Nat Hentoff has long been one of my favorite writers. He is a consistent civil libertarian with a love for and long history with jazz, so there is much to admire. But on the Terri Schiavo case, he has swallowed the nonsense coming from the right hook, line and sinker. In his latest column, he writes:
She is not brain-dead or comatose, and breathes naturally on her own. Although brain-damaged, she is not in a persistent vegetative state, according to an increasing number of radiologists and neurologists.

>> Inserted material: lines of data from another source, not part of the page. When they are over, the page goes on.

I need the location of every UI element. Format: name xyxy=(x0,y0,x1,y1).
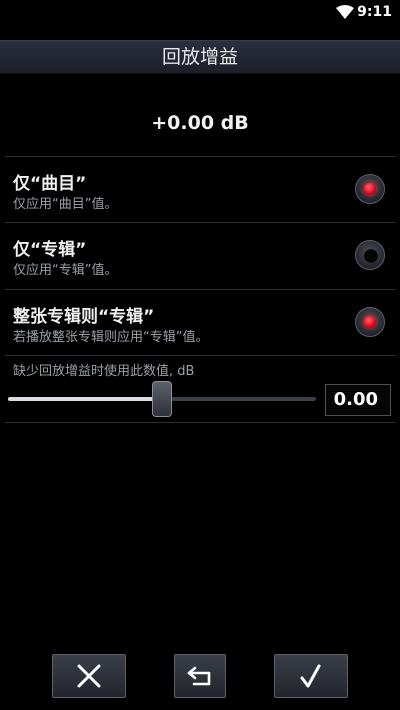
close-icon xyxy=(77,664,101,688)
confirm-button[interactable] xyxy=(274,654,348,698)
option-track-only[interactable]: 仅“曲目” 仅应用“曲目”值。 xyxy=(0,157,400,223)
option-album-if-whole[interactable]: 整张专辑则“专辑” 若播放整张专辑则应用“专辑”值。 xyxy=(0,290,400,356)
checkmark-icon xyxy=(300,664,321,688)
option-subtitle: 仅应用“专辑”值。 xyxy=(13,263,118,278)
option-title: 整张专辑则“专辑” xyxy=(13,307,155,327)
fallback-gain-label: 缺少回放增益时使用此数值, dB xyxy=(13,364,195,379)
radio-button[interactable] xyxy=(355,240,385,270)
radio-button[interactable] xyxy=(355,174,385,204)
status-bar: 9:11 xyxy=(0,0,400,26)
option-subtitle: 若播放整张专辑则应用“专辑”值。 xyxy=(13,330,209,345)
undo-icon xyxy=(187,666,211,686)
page-title: 回放增益 xyxy=(0,40,400,74)
radio-indicator-icon xyxy=(364,249,378,263)
option-title: 仅“专辑” xyxy=(13,240,87,260)
slider-fill xyxy=(8,397,162,401)
radio-indicator-icon xyxy=(364,316,376,328)
option-subtitle: 仅应用“曲目”值。 xyxy=(13,197,118,212)
cancel-button[interactable] xyxy=(52,654,126,698)
slider-thumb[interactable] xyxy=(152,381,172,417)
radio-button[interactable] xyxy=(355,307,385,337)
divider xyxy=(5,355,396,356)
radio-indicator-icon xyxy=(364,183,376,195)
gain-value: +0.00 dB xyxy=(151,112,249,134)
option-title: 仅“曲目” xyxy=(13,174,87,194)
divider xyxy=(5,422,396,423)
fallback-gain-input[interactable]: 0.00 xyxy=(325,384,391,416)
status-time: 9:11 xyxy=(357,4,392,20)
option-album-only[interactable]: 仅“专辑” 仅应用“专辑”值。 xyxy=(0,223,400,289)
wifi-icon xyxy=(336,5,354,19)
reset-button[interactable] xyxy=(174,654,226,698)
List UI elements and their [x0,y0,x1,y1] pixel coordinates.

Utter nonsense. There are two who claim she is not in a PVS, Hammesfahr and Cheshire. Neither of them has the slighest bit of credibility. Hammesfahr is a pure charlatan who told the court that he had helped people "far worse than Terri", but could not produce a single case study or any test results or medical records to support that contention. All of Hammesfahr's work has been with stroke patients, not with PVS patients. And that's without even mentioning his ridiculous and dishonest claim to being a Nobel Prize nominee. Dr. Cheshire's claim that she is not in a PVS is based, by his own admission, not on evidence but merely on a "sense" of Terri's "presence". The Guardian Ad Litem's 2003 report noted that when the 5 doctors chosen by the court and the two sides in the dispute testified on her condition, the ones who argued that she was in a PVS had an enormous amount of empirical data to back them up - test results, comparisons to similar cases, cat scans, and so forth - while the other side only had anecdotal arguments. They even made a big deal out of someone in another state who had woken up without even bothering to find out if that patient was in PVS or not. The right is desperately clutching at straws, throwing out one unsupported argument after another. And I'm pretty disappointed in Nat Hentoff, truly one of my literary heroes, for falling victim to it.

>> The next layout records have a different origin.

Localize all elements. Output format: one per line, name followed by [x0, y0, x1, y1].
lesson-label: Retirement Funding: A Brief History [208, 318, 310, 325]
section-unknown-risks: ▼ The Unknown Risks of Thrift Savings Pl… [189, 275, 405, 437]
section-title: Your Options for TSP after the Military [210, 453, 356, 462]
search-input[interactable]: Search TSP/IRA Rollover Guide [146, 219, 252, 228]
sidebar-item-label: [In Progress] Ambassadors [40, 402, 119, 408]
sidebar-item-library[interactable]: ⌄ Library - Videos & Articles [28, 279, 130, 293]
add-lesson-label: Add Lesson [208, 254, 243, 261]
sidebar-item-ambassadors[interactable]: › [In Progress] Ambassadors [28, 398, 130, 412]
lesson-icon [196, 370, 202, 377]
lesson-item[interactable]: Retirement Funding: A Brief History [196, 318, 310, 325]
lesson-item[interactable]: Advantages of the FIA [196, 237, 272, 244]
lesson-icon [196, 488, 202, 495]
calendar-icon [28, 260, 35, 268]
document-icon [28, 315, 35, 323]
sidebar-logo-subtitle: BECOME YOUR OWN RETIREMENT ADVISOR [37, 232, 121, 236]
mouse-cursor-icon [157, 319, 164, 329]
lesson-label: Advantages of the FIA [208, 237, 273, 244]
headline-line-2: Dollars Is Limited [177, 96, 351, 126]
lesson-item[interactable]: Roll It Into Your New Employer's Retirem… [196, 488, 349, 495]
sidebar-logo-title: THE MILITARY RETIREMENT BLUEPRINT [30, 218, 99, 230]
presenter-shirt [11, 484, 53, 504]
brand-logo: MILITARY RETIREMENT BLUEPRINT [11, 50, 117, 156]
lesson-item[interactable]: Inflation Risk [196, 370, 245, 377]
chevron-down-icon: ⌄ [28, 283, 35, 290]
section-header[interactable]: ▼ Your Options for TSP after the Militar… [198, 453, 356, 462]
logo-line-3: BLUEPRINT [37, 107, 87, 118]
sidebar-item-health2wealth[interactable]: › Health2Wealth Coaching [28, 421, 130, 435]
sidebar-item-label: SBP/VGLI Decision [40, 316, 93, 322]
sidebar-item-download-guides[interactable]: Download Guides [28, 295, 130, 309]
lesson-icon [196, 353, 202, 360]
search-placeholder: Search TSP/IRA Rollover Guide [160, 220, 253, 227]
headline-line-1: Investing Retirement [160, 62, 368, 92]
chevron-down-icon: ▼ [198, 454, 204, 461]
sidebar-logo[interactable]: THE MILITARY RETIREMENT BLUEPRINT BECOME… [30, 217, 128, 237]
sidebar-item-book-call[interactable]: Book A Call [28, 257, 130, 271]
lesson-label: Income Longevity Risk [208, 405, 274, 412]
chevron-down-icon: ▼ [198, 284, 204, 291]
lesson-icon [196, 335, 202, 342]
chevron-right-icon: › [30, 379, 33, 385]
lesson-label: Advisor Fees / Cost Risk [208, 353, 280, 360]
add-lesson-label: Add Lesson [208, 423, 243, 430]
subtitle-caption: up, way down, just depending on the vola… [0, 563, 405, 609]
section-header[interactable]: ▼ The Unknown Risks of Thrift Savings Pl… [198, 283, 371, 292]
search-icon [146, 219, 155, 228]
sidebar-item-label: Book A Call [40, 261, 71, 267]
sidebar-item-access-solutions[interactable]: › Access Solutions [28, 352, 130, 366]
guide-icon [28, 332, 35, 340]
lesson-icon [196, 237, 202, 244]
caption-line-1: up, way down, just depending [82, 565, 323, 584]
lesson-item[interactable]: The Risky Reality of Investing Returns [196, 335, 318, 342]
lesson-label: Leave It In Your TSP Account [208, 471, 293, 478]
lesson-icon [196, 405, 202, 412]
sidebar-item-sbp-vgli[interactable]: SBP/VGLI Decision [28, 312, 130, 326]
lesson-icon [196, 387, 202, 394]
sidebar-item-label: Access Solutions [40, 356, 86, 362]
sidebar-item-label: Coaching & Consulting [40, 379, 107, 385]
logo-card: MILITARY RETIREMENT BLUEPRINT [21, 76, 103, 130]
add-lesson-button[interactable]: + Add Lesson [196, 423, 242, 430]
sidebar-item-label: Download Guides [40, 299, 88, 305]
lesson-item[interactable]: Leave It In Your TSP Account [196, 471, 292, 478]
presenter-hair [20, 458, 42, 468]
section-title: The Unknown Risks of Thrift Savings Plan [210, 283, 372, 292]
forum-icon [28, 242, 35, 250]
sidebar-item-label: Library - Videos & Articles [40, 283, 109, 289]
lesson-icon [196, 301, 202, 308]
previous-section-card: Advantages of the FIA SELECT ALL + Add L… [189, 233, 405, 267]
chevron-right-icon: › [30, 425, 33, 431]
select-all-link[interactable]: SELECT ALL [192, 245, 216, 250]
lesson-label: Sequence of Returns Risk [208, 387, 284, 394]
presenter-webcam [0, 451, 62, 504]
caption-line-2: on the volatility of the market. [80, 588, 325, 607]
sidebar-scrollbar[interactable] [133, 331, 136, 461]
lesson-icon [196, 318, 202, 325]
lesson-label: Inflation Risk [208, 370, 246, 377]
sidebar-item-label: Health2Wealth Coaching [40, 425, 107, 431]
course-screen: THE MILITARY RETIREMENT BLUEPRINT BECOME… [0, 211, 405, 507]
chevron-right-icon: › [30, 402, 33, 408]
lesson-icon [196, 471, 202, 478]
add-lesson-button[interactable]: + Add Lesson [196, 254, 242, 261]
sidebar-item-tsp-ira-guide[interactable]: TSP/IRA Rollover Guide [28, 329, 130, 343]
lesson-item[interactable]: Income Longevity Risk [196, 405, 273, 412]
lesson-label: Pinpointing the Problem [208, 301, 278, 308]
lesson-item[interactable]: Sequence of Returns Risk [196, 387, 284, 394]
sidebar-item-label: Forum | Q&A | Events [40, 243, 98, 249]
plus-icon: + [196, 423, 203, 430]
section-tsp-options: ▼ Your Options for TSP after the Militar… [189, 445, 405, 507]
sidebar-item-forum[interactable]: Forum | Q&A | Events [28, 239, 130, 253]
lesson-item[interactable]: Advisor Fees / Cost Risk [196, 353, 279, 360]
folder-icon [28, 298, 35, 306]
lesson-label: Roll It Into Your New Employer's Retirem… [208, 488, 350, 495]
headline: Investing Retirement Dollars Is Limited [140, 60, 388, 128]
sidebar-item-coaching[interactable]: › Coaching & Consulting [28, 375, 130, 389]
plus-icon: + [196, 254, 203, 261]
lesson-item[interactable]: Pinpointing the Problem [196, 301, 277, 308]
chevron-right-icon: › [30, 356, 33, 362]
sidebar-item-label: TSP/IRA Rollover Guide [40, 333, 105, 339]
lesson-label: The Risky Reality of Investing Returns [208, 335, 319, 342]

Hentoff also has a long history of embracing strident anti-abortion politics. I'm not disappointed because I don't much care anymore what Nat Hentoff thinks about anything.

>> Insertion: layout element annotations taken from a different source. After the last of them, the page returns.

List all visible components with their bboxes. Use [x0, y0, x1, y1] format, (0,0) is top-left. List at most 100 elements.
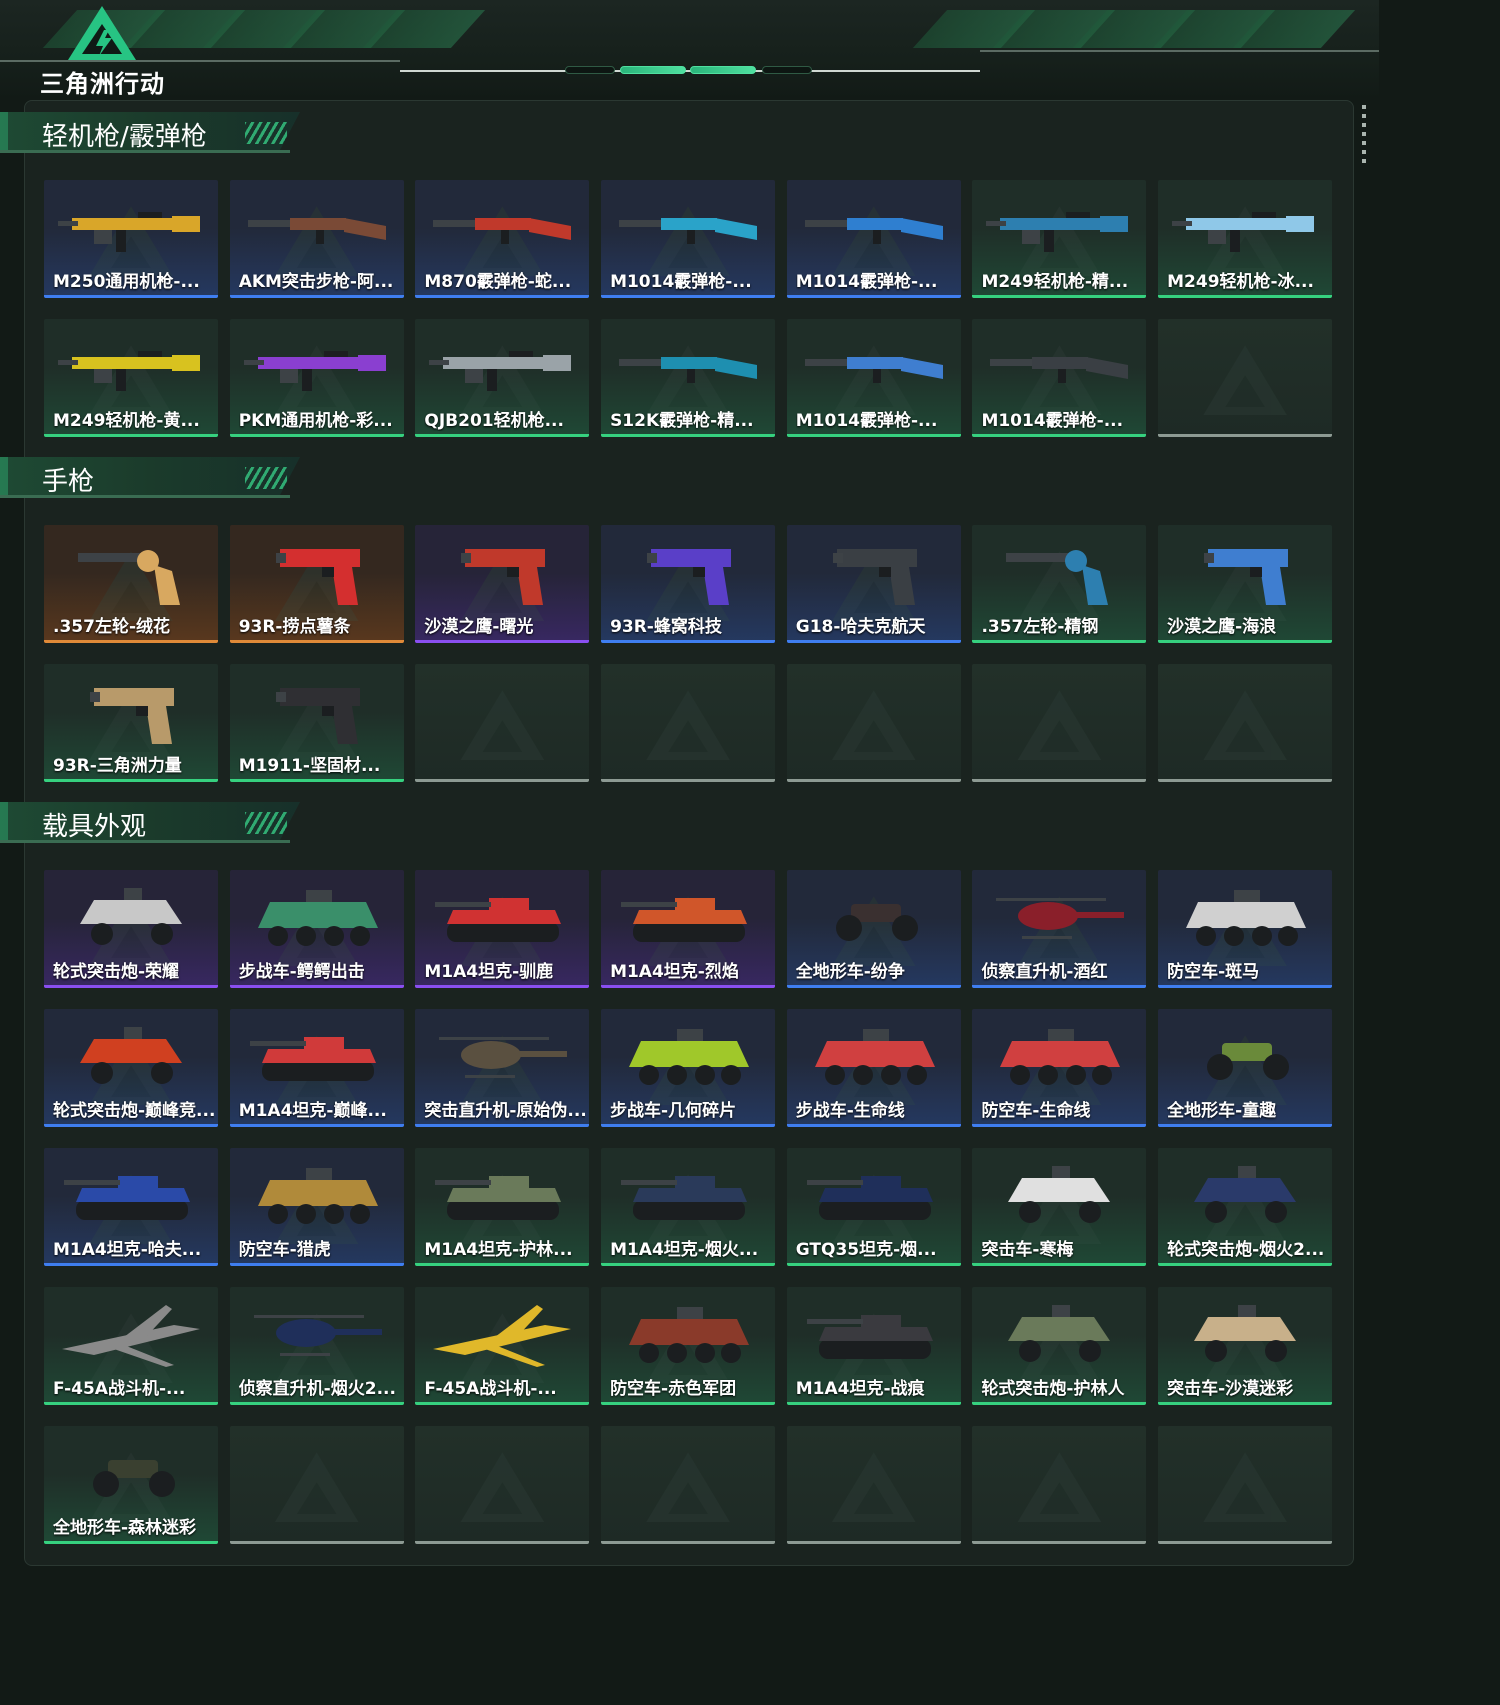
item-card[interactable]: 侦察直升机-酒红	[972, 870, 1147, 988]
jet-icon	[433, 1305, 572, 1367]
item-card[interactable]: 全地形车-童趣	[1158, 1009, 1333, 1127]
item-card[interactable]: M1014霰弹枪-...	[786, 319, 961, 437]
tank-icon	[435, 898, 562, 942]
rarity-bar	[1158, 985, 1333, 988]
rarity-bar	[601, 1402, 776, 1405]
item-card[interactable]: 防空车-赤色军团	[601, 1287, 776, 1405]
item-name: S12K霰弹枪-精...	[610, 411, 754, 431]
pager-dot[interactable]	[762, 66, 812, 74]
pistol-icon	[832, 549, 917, 605]
item-grid-vehicle: 轮式突击炮-荣耀 步战车-鳄鳄出击 M1A4坦克-驯鹿 M1A4坦克-烈焰 全地…	[44, 870, 1333, 1544]
rarity-bar	[972, 1124, 1147, 1127]
empty-item-slot	[1158, 319, 1333, 437]
item-card[interactable]: 93R-三角洲力量	[44, 664, 218, 782]
item-card[interactable]: PKM通用机枪-彩...	[229, 319, 404, 437]
armored-car-icon	[1194, 1166, 1297, 1223]
rarity-bar	[1158, 1263, 1333, 1266]
rarity-bar	[415, 640, 590, 643]
item-name: .357左轮-绒花	[53, 617, 170, 637]
item-card[interactable]: 防空车-斑马	[1158, 870, 1333, 988]
item-name: G18-哈夫克航天	[795, 617, 926, 637]
item-card[interactable]: GTQ35坦克-烟...	[786, 1148, 961, 1266]
item-card[interactable]: M1A4坦克-哈夫...	[44, 1148, 218, 1266]
item-card[interactable]: M1A4坦克-战痕	[786, 1287, 961, 1405]
item-card[interactable]: M1A4坦克-驯鹿	[415, 870, 590, 988]
rarity-bar	[786, 1124, 961, 1127]
item-card[interactable]: S12K霰弹枪-精...	[601, 319, 776, 437]
rarity-bar	[972, 1402, 1147, 1405]
item-card[interactable]: M870霰弹枪-蛇...	[415, 180, 590, 298]
item-card[interactable]: M249轻机枪-精...	[972, 180, 1147, 298]
item-name: 侦察直升机-酒红	[981, 962, 1108, 982]
delta-watermark-icon	[646, 690, 731, 761]
item-name: F-45A战斗机-...	[424, 1379, 557, 1399]
rarity-bar	[44, 779, 218, 782]
item-card[interactable]: M249轻机枪-冰...	[1158, 180, 1333, 298]
tank-icon	[64, 1176, 190, 1220]
pager-dot-active[interactable]	[690, 66, 756, 74]
rarity-bar	[415, 1263, 590, 1266]
item-card[interactable]: 93R-蜂窝科技	[601, 525, 776, 643]
item-card[interactable]: 防空车-生命线	[972, 1009, 1147, 1127]
item-card[interactable]: M1A4坦克-巅峰...	[229, 1009, 404, 1127]
item-card[interactable]: M1A4坦克-护林...	[415, 1148, 590, 1266]
item-card[interactable]: M1014霰弹枪-...	[786, 180, 961, 298]
item-card[interactable]: 轮式突击炮-护林人	[972, 1287, 1147, 1405]
more-options-icon[interactable]	[1362, 105, 1366, 165]
delta-watermark-icon	[831, 690, 916, 761]
delta-watermark-icon	[1203, 345, 1288, 416]
item-card[interactable]: 侦察直升机-烟火2...	[229, 1287, 404, 1405]
item-card[interactable]: .357左轮-精钢	[972, 525, 1147, 643]
item-card[interactable]: 突击直升机-原始伪...	[415, 1009, 590, 1127]
item-card[interactable]: F-45A战斗机-...	[415, 1287, 590, 1405]
item-card[interactable]: 全地形车-森林迷彩	[44, 1426, 218, 1544]
rarity-bar	[229, 985, 404, 988]
pager-dot[interactable]	[565, 66, 615, 74]
item-card[interactable]: 全地形车-纷争	[786, 870, 961, 988]
item-card[interactable]: 沙漠之鹰-曙光	[415, 525, 590, 643]
item-card[interactable]: .357左轮-绒花	[44, 525, 218, 643]
item-card[interactable]: 轮式突击炮-烟火2...	[1158, 1148, 1333, 1266]
item-name: 步战车-几何碎片	[610, 1101, 737, 1121]
machine-gun-icon	[243, 351, 386, 391]
delta-watermark-icon	[460, 690, 545, 761]
item-card[interactable]: 轮式突击炮-巅峰竞...	[44, 1009, 218, 1127]
section-title: 轻机枪/霰弹枪	[42, 122, 207, 152]
machine-gun-icon	[58, 212, 200, 252]
item-card[interactable]: 93R-捞点薯条	[229, 525, 404, 643]
item-card[interactable]: M1014霰弹枪-...	[972, 319, 1147, 437]
item-card[interactable]: M1A4坦克-烟火...	[601, 1148, 776, 1266]
rarity-bar	[415, 985, 590, 988]
item-card[interactable]: 步战车-几何碎片	[601, 1009, 776, 1127]
rarity-bar	[229, 1541, 404, 1544]
item-card[interactable]: 沙漠之鹰-海浪	[1158, 525, 1333, 643]
item-card[interactable]: M1014霰弹枪-...	[601, 180, 776, 298]
item-card[interactable]: 步战车-生命线	[786, 1009, 961, 1127]
item-card[interactable]: M1A4坦克-烈焰	[601, 870, 776, 988]
rarity-bar	[786, 985, 961, 988]
helicopter-icon	[439, 1037, 568, 1078]
item-card[interactable]: 突击车-沙漠迷彩	[1158, 1287, 1333, 1405]
item-card[interactable]: M1911-坚固材...	[229, 664, 404, 782]
rarity-bar	[972, 434, 1147, 437]
item-card[interactable]: 步战车-鳄鳄出击	[229, 870, 404, 988]
item-card[interactable]: QJB201轻机枪...	[415, 319, 590, 437]
item-card[interactable]: F-45A战斗机-...	[44, 1287, 218, 1405]
item-card[interactable]: M249轻机枪-黄...	[44, 319, 218, 437]
item-grid-lmg-shotgun: M250通用机枪-... AKM突击步枪-阿... M870霰弹枪-蛇... M…	[44, 180, 1333, 437]
item-card[interactable]: 轮式突击炮-荣耀	[44, 870, 218, 988]
item-card[interactable]: M250通用机枪-...	[44, 180, 218, 298]
ifv-icon	[257, 890, 378, 946]
item-name: 防空车-生命线	[981, 1101, 1091, 1121]
item-card[interactable]: 突击车-寒梅	[972, 1148, 1147, 1266]
item-card[interactable]: AKM突击步枪-阿...	[229, 180, 404, 298]
item-card[interactable]: G18-哈夫克航天	[786, 525, 961, 643]
item-card[interactable]: 防空车-猎虎	[229, 1148, 404, 1266]
item-name: AKM突击步枪-阿...	[238, 272, 394, 292]
rarity-bar	[786, 640, 961, 643]
rarity-bar	[229, 1263, 404, 1266]
section-title: 载具外观	[42, 812, 147, 842]
rarity-bar	[415, 1541, 590, 1544]
pistol-icon	[90, 688, 174, 744]
pager-dot-active[interactable]	[620, 66, 686, 74]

Unfortunatly, Nat Hentoff jumped the shark a while ago. First he came out four-square in favor of the Swift Boat Veterans, praising them for their courage in taking on John Kerry's war record. Then he wrote a column likening the experience of conservatives in academe to Apartheid. There have been several other examples as well. His columns for Free Inquiry have gotten so bad that I'm debating whether to renew my subscription.
Check out Christopher Hitchens' piece on the Schiavo case at Slate:
He is in rare form.
I've been thinking about something and I was wondering if you or another of your readers with a more legal mind would mind commenting. What would be the legalities involved if, for example, people volunteered to insert food and water not into her mouth, but into her through the G-tube perhaps via a syringe - in effect acting as a surrogate for the machine. How would such a thing be seen in the legal context?
Of course medically it may not be feasable or even possible, but I was curious as to the possible legal ramifications.
I used to pay attention to Hentoff. He was a decent jazz music critic, and a while ago was a decent civil libertarian. I can't remember what commentary of his caused me to question his sanity, but it has been clear for some time that he had become something of a nut.
Thanks for the link. That is the Christopher Hitchens I have long enjoyed. Wish there was more of him these days.
Dave - the first thing that springs to my mind is that it would be battery, or nonconsensual touching. Mrs. Schiavo made her wishes clear, and has not actually or constructively consented to such feeding.
It's looking to me, Ed, like you will need to set up a category archive for these Terry Schiavo posts. Particularly once she passes and the neuropathology results come in.
In fact, I just did that so people could find them all put together in one place.
Reading Hentoff in the Progressive in the early 90s it seemed to me that he had a few screws loose. In fact, the Progressive published a critical LTE from me then, and Hentoff went off in a huff, saying he wouldn't write for the Progressive if ungrateful readers like me were reading. Gawd, maybe we really don't want to grow old. We're not always like a fine wine.
There's nothing sadder than a progressive commentatior joining the dark side. I use to be a fan of Dennis Miller when I was a teenager, but now it's just plain sad to look at the Bush butt-kisser he is now.